Both AAs and VAs are common in patients with severe heart failure under LVAD support; furthermore, VAs have been reported in about 20% of LVADs patients [3], with some of them being refractory to various therapies. AAs are also common in patients under LVAD support and are associated with increased readmission and mortality rates [4]. In Japan, long-term LVAD use has become a necessity due to an extreme shortage of donor hearts, requiring a more efficient management of such arrhythmia-related issues [5].

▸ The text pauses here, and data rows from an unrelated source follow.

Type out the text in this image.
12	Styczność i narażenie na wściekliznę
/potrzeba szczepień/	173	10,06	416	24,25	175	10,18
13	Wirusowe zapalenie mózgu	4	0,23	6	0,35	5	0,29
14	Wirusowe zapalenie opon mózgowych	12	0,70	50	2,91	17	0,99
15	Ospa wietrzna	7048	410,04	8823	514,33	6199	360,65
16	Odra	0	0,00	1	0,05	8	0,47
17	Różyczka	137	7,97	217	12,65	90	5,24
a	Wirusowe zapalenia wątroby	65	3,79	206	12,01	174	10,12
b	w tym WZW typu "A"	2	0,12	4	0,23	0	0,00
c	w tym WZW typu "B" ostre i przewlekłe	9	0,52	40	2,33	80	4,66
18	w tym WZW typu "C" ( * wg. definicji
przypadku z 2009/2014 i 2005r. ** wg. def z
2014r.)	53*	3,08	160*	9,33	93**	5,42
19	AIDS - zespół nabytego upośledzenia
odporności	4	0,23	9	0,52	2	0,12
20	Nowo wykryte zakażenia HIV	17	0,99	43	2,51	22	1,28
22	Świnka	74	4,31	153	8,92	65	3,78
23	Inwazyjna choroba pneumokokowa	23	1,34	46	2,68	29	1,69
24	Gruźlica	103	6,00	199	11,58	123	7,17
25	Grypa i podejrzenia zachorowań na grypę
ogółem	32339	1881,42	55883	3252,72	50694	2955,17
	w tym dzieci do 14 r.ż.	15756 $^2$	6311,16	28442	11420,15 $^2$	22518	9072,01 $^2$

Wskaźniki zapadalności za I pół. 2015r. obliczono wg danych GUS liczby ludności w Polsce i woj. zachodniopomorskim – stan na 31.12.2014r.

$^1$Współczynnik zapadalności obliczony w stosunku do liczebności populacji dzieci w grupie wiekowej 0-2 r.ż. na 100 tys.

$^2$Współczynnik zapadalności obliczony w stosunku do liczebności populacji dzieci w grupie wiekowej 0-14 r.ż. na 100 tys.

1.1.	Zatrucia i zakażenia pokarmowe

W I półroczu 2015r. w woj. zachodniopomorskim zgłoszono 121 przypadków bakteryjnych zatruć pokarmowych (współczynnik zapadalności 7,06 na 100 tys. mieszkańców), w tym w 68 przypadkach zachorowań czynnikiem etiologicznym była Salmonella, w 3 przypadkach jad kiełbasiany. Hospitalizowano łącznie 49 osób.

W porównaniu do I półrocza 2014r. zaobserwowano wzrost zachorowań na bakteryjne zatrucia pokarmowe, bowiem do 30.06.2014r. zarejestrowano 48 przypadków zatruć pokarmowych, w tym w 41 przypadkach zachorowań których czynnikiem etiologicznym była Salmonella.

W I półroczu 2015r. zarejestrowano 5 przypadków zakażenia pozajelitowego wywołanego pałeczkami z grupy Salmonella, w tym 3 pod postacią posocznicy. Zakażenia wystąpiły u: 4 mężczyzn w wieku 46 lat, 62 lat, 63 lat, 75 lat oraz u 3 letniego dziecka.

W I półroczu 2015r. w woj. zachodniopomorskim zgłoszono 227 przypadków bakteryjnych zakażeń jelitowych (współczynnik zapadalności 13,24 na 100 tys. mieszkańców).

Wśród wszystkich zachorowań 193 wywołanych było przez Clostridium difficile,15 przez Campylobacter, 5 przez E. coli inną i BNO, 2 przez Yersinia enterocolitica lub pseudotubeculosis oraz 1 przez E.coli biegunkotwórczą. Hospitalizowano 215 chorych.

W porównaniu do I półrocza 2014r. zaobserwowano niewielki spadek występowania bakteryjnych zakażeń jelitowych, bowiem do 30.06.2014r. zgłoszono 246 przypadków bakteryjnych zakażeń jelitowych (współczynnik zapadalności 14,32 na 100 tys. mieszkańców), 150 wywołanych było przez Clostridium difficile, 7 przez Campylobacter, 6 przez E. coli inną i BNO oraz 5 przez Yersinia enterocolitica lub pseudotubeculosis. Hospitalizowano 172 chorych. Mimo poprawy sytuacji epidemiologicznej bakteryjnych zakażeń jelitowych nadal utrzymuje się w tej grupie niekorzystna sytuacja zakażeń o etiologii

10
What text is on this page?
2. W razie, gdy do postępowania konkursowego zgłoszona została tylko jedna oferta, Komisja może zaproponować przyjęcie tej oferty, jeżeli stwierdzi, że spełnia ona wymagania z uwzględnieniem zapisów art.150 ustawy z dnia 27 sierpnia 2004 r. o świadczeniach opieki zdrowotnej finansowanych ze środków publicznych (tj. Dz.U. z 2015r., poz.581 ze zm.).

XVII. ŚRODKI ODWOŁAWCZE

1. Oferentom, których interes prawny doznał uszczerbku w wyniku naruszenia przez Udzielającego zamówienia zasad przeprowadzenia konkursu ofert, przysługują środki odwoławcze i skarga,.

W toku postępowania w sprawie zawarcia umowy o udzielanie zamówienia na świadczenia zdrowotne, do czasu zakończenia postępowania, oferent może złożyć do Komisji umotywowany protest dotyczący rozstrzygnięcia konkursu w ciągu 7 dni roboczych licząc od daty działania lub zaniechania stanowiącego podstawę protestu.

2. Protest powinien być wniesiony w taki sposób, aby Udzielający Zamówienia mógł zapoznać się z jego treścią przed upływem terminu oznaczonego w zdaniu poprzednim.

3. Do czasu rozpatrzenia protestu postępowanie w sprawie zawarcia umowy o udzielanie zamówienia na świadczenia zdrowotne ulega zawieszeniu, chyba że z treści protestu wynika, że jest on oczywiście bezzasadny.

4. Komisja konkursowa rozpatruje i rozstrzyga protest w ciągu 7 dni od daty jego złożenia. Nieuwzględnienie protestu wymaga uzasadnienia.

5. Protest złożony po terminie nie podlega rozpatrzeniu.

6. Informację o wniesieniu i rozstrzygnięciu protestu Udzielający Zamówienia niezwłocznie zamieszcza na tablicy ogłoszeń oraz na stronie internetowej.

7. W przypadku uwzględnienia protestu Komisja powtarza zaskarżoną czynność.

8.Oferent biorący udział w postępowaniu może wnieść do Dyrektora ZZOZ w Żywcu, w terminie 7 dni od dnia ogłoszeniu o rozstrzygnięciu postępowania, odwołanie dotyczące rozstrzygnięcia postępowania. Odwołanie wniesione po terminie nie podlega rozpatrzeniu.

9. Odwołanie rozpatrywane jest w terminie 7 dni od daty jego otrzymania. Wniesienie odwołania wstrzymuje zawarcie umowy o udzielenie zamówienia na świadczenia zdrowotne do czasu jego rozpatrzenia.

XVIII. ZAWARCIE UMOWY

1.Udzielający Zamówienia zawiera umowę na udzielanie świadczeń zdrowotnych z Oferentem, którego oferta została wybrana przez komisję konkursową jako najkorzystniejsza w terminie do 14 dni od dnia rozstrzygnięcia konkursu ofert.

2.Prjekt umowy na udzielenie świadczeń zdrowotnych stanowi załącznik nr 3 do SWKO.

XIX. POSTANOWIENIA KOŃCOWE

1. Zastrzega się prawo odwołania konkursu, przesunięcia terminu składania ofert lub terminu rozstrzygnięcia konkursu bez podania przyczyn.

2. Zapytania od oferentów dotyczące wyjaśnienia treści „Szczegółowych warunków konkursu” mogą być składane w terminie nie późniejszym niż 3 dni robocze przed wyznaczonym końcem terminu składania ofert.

We have reported the case of a patient who developed VAs 8 months after LVAD implantation and sustained VF for the following 4 years. To date, there have been several case reports revealing the tolerability of sustained VF under LVADs; furthermore, we have also experienced some cases of sustained VF without progressive organ dysfunction [5]. However, hemodynamics is not preserved in some patients under sustained VF, and the clinical factors that determine the tolerability of sustained VF remain unknown [6]. The patient in the present case tolerated sustained VF for the longest duration about 3 years reported in the published literature. However, after the onset of AF, the patient gradually developed right heart failure and it was worsened further after he developed persistent AF. The current case suggested the hemodynamic status of VF under LVAD might be determined by other surrounding factors such as atrial function and the change of sinus or atrial pacing rhythm to AF led to the disappearance of regular RA contractions. Consequently, the atrial wave of RAP disappeared and the pressure wave pattern of RAP and RV completely flattened. The subsequent reductions in the RA and RV outputs supposedly led to a worsening of the patient’s right heart failure.
Right atrial contraction contributes to approximately 15–30% of the RV stroke volume; however, its contribution differs across patients with heart failure. The development of AF generally decreases the cardiac output [7], whereas the derangement of AF in cardiac output is somewhat counteracted under LVAD support. Enriquez et al. have demonstrated no significant differences in peak VO2 during a cardiopulmonary exercise test between patients with and without AF under LVAD support [2]. Conversely, the incidence of heart failure hospitalization has reportedly increased due to AF, suggesting that the right side of the heart remains sensitive to the hemodynamic effects of AF. A small case series demonstrated an improvement in right heart failure after catheter ablation of AF in patients with LVADs [8]; therefore, rhythm control may be an important strategy for managing right heart failure for this group of patients. If it was difficult to control of our patient’s right heart failure, we considered the catheter ablation of AF. In the present case, the pulmonary artery pulsatility index, which was reported to correspond to RV stroke volume [9], was somewhat maintained in sinus rhythm even under the sustained VF, whereas it significantly decreased by the development of AF. Several clinical conditions of right heart failure enhance the impact of right atrial function [10]. D’Alto et al. have also demonstrated the enhanced impact of right atrial function in idiopathic pulmonary artery hypertension [11]. Specifically, the contribution of AAs is significantly enhanced in sustained VF, in which the fibrillating ventricle has minimal contribution to the systemic output, and the coexistence of AAs and VAs may be critical. The current case highlights the significance of right atrial function as a determinant of hemodynamics in patients with sustained VF under LVAD support and suggests a non-invasive approach for the treatment of heart failure.
According to the risk of thromboembolism, it is complicated in patients with AF under LVAD support. There was a report of thromboembolism risk in patients with AF under LVAD [12], whereas a recent meta-analysis exhibited the presence of AF did not increase the risk of thromboembolism [13].
This case also emphasizes the difficulty of diagnosing AF under sustained VF. The findings on electrocardiogram of patients under sustained VF remain unchanged when AF is newly developed. Therefore, the detection of AF may be difficult, and monitoring of device records, mitral flow visualization using echocardiography or visualization of pressure wave by Swan-Ganz catheter is required. The occurrence of newly developed AF under sustained VF is a rare case; however, the understanding of the hemodynamic effect of these arrhythmias under LVAD support is much informative for future cases of LVAD support.
Indeed, AF might be a sign or symptom of a deterioration of HF, however, the risk of new development of AF is complicated under LVAD. For instance, Deshmukh A et al. demonstrated paroxysmal AF was improved after LVAD implantation due to improvement of electroanatomical remodeling [14]. On the other hand, LVAD related complications such as AR and right heart failure might also impose the excessive burden to atrium leading to AF progression. The determining factor of AF progression in the current study was beyond the scope of the current case report.
We report the case of a patient with sustained VF for 3 years under LVAD support who had worsening of heart failure with new onset of AF. The hemodynamic characteristics of stabilized sustained VF under LVADs have not been fully elucidated, however this case showed the contribution of AAs is significantly enhanced in sustained VF.